Most national legal systems place safety responsibility on
the developer/provider of a new product or service.
For technical systems, Engineering Safety Management
(ESM) is the activity of assessing any risk of harm
associated with a system, to ensure that it is acceptable.
Quantitative risk
assessments total up the risk of harm by
combining severity and probability: that is, if you have a
potential event that causes (say) multiple fatalities, it can
only be acceptable if it is shown to be very low probability;
conversely, an event that causes only minor injuries might
be acceptable at a higher probability.
That gives rise to a conceptual "tariff" table, where say 1
fatality is equivalent to 10 serious injuries is equivalent to
100 minor injuries and so on, but the lowest level of harm
is usually taken as a minor injury.
I'm suggesting an extension of this downward to include
"microharms" - the annoyance and irritation suffered by
users of a poorly designed system/product - as a
quantifiable measure of harm.
Suppose 1 microharm = 1/1000 of a fatality...
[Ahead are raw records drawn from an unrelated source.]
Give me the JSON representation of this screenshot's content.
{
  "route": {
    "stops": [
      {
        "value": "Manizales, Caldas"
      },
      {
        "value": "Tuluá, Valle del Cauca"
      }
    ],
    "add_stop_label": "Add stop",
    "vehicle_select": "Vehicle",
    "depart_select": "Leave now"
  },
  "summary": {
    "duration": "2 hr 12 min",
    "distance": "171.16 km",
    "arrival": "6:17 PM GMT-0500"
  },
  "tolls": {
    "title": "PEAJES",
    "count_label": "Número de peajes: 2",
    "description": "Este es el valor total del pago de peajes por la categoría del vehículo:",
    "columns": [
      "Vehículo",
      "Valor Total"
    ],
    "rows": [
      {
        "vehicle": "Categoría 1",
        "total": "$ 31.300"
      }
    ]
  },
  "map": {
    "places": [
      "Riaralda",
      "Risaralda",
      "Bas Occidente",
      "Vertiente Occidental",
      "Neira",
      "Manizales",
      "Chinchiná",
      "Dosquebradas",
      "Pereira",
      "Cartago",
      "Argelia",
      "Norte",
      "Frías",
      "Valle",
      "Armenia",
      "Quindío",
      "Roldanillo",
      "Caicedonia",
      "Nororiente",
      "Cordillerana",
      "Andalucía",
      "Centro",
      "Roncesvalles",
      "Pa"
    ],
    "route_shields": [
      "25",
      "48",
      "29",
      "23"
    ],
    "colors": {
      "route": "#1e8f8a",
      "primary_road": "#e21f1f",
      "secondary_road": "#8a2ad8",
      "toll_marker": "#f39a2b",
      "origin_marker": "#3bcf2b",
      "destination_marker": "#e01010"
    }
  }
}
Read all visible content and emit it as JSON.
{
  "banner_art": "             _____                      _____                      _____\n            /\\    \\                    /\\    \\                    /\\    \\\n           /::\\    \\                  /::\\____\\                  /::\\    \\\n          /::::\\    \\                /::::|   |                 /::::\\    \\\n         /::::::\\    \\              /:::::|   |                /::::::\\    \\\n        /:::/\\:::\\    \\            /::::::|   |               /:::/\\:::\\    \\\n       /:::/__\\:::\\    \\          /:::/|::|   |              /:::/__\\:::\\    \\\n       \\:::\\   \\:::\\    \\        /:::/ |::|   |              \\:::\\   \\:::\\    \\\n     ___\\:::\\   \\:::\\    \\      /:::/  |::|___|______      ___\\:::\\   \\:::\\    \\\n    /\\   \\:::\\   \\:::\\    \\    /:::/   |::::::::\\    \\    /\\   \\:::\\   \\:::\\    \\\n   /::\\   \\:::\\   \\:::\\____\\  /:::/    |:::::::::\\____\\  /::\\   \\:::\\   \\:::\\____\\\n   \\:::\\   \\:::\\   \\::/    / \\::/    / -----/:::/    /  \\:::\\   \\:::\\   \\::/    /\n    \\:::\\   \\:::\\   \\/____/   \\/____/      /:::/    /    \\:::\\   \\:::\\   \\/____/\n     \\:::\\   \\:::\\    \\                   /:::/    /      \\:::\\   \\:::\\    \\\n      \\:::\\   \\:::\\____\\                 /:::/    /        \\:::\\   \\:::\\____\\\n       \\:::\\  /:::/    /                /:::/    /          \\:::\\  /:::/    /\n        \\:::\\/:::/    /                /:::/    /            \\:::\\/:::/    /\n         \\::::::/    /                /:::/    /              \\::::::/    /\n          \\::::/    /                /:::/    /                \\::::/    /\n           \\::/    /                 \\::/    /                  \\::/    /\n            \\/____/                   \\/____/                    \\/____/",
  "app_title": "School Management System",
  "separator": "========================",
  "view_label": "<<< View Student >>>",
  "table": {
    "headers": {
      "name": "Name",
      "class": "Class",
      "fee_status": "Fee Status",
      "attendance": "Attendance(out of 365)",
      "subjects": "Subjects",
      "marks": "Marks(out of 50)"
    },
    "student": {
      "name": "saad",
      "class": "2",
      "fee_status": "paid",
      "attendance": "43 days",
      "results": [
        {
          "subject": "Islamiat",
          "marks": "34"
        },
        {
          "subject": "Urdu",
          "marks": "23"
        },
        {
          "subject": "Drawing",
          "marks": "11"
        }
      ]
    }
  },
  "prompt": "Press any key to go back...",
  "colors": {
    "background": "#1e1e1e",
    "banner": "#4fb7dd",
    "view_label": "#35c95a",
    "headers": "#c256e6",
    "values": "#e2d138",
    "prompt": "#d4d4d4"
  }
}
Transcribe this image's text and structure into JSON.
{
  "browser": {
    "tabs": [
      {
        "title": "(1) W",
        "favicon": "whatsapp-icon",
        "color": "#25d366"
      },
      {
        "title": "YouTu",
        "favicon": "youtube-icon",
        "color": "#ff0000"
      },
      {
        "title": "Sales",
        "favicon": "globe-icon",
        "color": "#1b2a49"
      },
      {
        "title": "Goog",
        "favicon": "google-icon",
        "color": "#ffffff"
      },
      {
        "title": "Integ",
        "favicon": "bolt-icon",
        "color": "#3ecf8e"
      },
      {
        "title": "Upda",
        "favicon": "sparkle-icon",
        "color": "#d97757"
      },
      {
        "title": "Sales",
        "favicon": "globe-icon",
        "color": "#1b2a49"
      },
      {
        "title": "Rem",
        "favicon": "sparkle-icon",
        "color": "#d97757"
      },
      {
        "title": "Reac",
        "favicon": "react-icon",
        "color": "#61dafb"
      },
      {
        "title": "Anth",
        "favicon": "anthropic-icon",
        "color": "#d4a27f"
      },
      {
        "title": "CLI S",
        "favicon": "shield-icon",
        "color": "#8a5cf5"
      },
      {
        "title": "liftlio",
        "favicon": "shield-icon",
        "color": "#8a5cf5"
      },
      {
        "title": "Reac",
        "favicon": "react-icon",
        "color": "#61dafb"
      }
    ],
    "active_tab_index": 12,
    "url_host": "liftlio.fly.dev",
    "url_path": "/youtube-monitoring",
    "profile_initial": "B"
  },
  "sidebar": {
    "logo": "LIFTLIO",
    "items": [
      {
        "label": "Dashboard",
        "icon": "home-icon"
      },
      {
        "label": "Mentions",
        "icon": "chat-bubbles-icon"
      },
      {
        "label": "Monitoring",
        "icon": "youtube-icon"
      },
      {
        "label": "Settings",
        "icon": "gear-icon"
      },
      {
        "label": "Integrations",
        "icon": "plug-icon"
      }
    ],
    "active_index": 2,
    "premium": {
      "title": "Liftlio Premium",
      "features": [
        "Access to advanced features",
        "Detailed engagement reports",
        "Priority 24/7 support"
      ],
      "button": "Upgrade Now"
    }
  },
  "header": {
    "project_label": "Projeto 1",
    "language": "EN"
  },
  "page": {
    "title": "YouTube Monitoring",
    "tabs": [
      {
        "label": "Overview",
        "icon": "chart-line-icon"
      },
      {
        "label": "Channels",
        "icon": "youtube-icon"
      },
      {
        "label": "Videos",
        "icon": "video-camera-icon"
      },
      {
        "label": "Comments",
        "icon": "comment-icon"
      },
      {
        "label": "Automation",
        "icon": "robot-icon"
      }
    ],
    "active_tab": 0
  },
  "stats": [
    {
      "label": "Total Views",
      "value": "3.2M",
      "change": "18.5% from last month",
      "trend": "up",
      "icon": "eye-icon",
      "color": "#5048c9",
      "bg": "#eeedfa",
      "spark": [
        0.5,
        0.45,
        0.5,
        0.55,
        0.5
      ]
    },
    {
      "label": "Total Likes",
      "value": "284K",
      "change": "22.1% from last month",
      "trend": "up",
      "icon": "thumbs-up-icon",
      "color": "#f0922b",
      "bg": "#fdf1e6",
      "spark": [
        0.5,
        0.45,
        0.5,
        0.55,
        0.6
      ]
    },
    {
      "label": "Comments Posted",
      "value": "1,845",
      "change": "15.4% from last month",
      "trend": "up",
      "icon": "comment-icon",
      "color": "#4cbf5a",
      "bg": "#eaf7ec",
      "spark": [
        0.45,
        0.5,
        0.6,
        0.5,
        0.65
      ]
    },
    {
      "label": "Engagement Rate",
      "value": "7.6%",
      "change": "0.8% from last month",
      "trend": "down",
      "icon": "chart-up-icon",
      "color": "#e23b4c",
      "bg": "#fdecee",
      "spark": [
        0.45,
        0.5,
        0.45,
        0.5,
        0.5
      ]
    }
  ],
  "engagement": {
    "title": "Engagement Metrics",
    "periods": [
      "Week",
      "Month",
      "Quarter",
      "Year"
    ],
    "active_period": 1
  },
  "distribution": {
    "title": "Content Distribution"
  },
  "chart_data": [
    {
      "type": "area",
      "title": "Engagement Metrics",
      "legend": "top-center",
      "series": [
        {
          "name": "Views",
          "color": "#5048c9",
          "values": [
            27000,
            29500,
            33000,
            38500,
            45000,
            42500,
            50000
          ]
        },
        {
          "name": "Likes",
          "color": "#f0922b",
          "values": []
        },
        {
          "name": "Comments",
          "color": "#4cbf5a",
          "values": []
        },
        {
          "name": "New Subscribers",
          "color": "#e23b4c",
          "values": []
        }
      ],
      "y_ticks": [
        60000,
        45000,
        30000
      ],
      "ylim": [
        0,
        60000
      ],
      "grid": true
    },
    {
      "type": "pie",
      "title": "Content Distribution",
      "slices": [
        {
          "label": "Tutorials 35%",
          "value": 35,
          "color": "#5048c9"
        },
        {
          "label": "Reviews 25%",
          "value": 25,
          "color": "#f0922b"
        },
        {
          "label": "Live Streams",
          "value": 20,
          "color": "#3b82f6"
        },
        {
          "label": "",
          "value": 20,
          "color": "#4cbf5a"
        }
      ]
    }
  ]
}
Take for instance, the deletion of the headphone jack on
later iPhone models: it causes minor irritation to perhaps
millions of users. It may only be 0.01 microharm, but
affects very many people negatively.
I'm suggesting that apparently trivial harm affecting very
large numbers of users has an overall net impact on mental
health and wellbeing, and should be considered in a similar
way (or in an extended framework) to system/product
safety assessment of more harmful risk.